What Is Data Curation?
Data curation is the process of organizing of organizing and managing a collection of datasets to meet the needs and interests of a specific groups of people. If curated describes collections of things that are selected and managed to meet the needs of a specific group, then curated data is a collection of datasets that is selected and managed to meet the needs and interests of a specific group of people. Note that the focus here is datasets – files, tables, etc. – that can be accessed and analyzed. The distinction between “collections of data” and “collections of datasets” is subtle but significant. Collecting datasets is only the beginning. That is what we do when we store data in data warehouses or data lakes. But organizing and managing are the essence of data curation. Making datasets easy to find, understand, and access is the purpose of data curation—a purpose that demands well-described datasets. Data curation is a metadata management activity and data catalogs are essential data curation technology. Data catalogs are rapidly becoming the new “gold standard” for metadata management, making metadata accessible and informative for non-technical data consumers.
If curated describes collections of things that are selected and managed to meet the needs of a specific group, then curated data is a collection of datasets that is selected and managed to meet the needs and interests of a specific group of people. Note that the focus here is datasets – files, tables, etc. – that can be accessed and analyzed. The distinction between “collections of data” and “collections of datasets” is subtle but significant.
Why is Data Curation Important?
Data curation is important because it involves managing, labeling, and organizing data to ensure its quality, accessibility, and usability. Organizations deal with a continuous influx of internal and external data — from traditional business applications or cutting-edge IoT devices. It also arrives in a mix of structured, unstructured, and semi-structured formats.
Without proper data curation, organizations risk drowning in data, making it difficult to track datasets and impeding users' access to critical information.
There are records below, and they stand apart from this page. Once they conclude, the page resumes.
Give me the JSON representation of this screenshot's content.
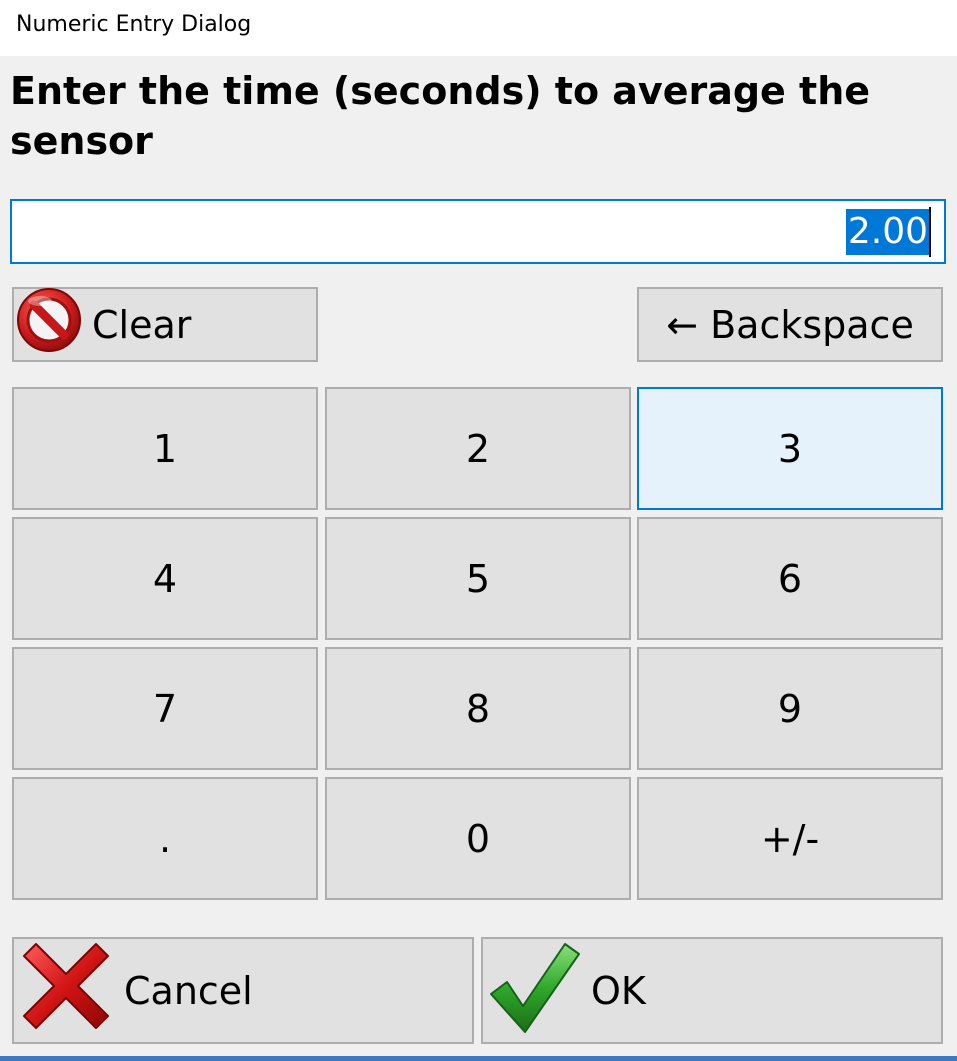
{
  "window": {
    "title": "Numeric Entry Dialog"
  },
  "prompt": "Enter the time (seconds) to average the sensor",
  "entry": {
    "value": "2.00"
  },
  "buttons": {
    "clear": "Clear",
    "backspace": "← Backspace",
    "cancel": "Cancel",
    "ok": "OK"
  },
  "keypad": {
    "k1": "1",
    "k2": "2",
    "k3": "3",
    "k4": "4",
    "k5": "5",
    "k6": "6",
    "k7": "7",
    "k8": "8",
    "k9": "9",
    "kdot": ".",
    "k0": "0",
    "ksign": "+/-"
  },
  "icons": {
    "clear": "no-entry-icon",
    "cancel": "red-x-icon",
    "ok": "green-check-icon"
  },
  "colors": {
    "accent": "#0078d7",
    "button_face": "#e1e1e1",
    "focused_face": "#e5f1fb",
    "clear_icon": "#c8171b",
    "cancel_icon": "#cc1010",
    "ok_icon": "#2fa82a"
  }
}
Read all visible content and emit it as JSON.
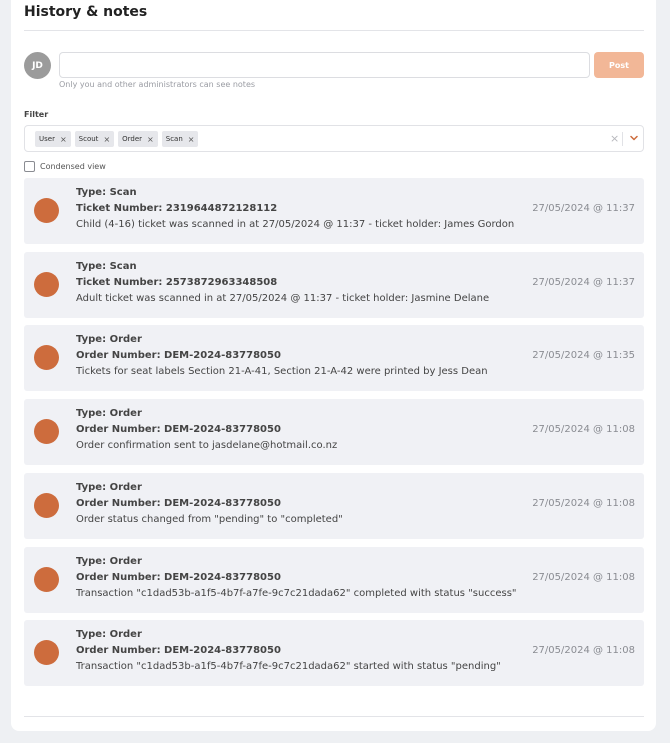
{
  "section": {
    "title": "History & notes"
  },
  "composer": {
    "avatar_initials": "JD",
    "input_value": "",
    "input_placeholder": "",
    "post_label": "Post",
    "hint": "Only you and other administrators can see notes"
  },
  "filter": {
    "label": "Filter",
    "chips": [
      "User",
      "Scout",
      "Order",
      "Scan"
    ],
    "clear_glyph": "×"
  },
  "condensed_label": "Condensed view",
  "colors": {
    "accent": "#cd6c3d",
    "post_button": "#f2b797",
    "entry_bg": "#f0f1f5"
  },
  "entries": [
    {
      "type": "Type: Scan",
      "number": "Ticket Number: 2319644872128112",
      "message": "Child (4-16) ticket was scanned in at 27/05/2024 @ 11:37 - ticket holder: James Gordon",
      "time": "27/05/2024 @ 11:37"
    },
    {
      "type": "Type: Scan",
      "number": "Ticket Number: 2573872963348508",
      "message": "Adult ticket was scanned in at 27/05/2024 @ 11:37 - ticket holder: Jasmine Delane",
      "time": "27/05/2024 @ 11:37"
    },
    {
      "type": "Type: Order",
      "number": "Order Number: DEM-2024-83778050",
      "message": "Tickets for seat labels Section 21-A-41, Section 21-A-42 were printed by Jess Dean",
      "time": "27/05/2024 @ 11:35"
    },
    {
      "type": "Type: Order",
      "number": "Order Number: DEM-2024-83778050",
      "message": "Order confirmation sent to jasdelane@hotmail.co.nz",
      "time": "27/05/2024 @ 11:08"
    },
    {
      "type": "Type: Order",
      "number": "Order Number: DEM-2024-83778050",
      "message": "Order status changed from \"pending\" to \"completed\"",
      "time": "27/05/2024 @ 11:08"
    },
    {
      "type": "Type: Order",
      "number": "Order Number: DEM-2024-83778050",
      "message": "Transaction \"c1dad53b-a1f5-4b7f-a7fe-9c7c21dada62\" completed with status \"success\"",
      "time": "27/05/2024 @ 11:08"
    },
    {
      "type": "Type: Order",
      "number": "Order Number: DEM-2024-83778050",
      "message": "Transaction \"c1dad53b-a1f5-4b7f-a7fe-9c7c21dada62\" started with status \"pending\"",
      "time": "27/05/2024 @ 11:08"
    }
  ]
}
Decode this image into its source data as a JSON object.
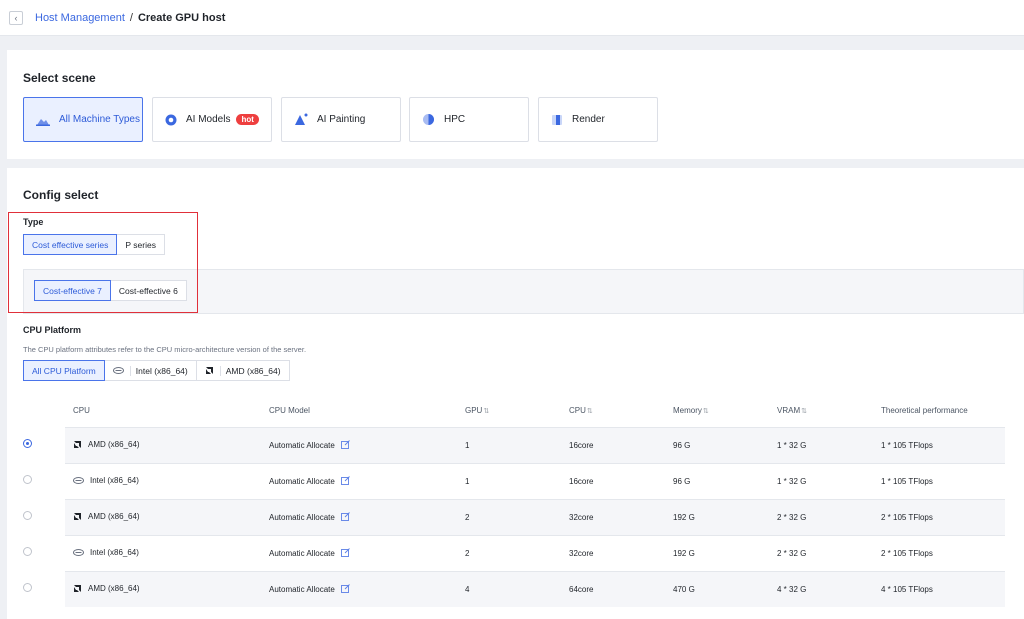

This leads to wasted time and resources spent on data searches, compromised analytics, erroneous decision-making, missed opportunities, and overall suboptimal business performance. Data curation unites disparate data sources to make them accessible and usable, which safeguards against the pitfalls of data overload and ensures that data remains a valuable asset rather than a potential liability.
What are the Main Steps of Data Curation?
While the specific steps in data curation can vary, depending on the organization and its data needs, there are several common key steps that form the foundation of this practice:
Gather data from various sources, ensuring it aligns with organizational goals and standards.
Process and load collected data into a central repository or data warehouse.
Data Quality Assessment
Evaluate data for accuracy, completeness, consistency, and reliability; clean and transform it as needed.
Develop comprehensive metadata to provide context and understanding of the data.
Create an organized catalog or inventory of available datasets for easy discovery and access.
Data Access Control
Implement security measures to control and restrict data access based on roles and permissions.
Develop documentation, including data dictionaries and transformation logic, to aid users in understanding and using the data effectively.
Establish policies and practices to ensure data compliance with regulations and alignment with organizational goals.
Data Maintenance and Updates
Regularly maintain, update, and refresh data to keep it accurate and relevant.
These steps are the primary steps in the data curation process. They help organizations manage their data assets effectively, ensure data quality, and make informed decisions based on trusted data.
Data Curation vs. Data Management
Data curation and data management are related but distinct processes when it comes to handling data:
Focus: Ensures data quality and usability with activities that improve data’s value and usefulness.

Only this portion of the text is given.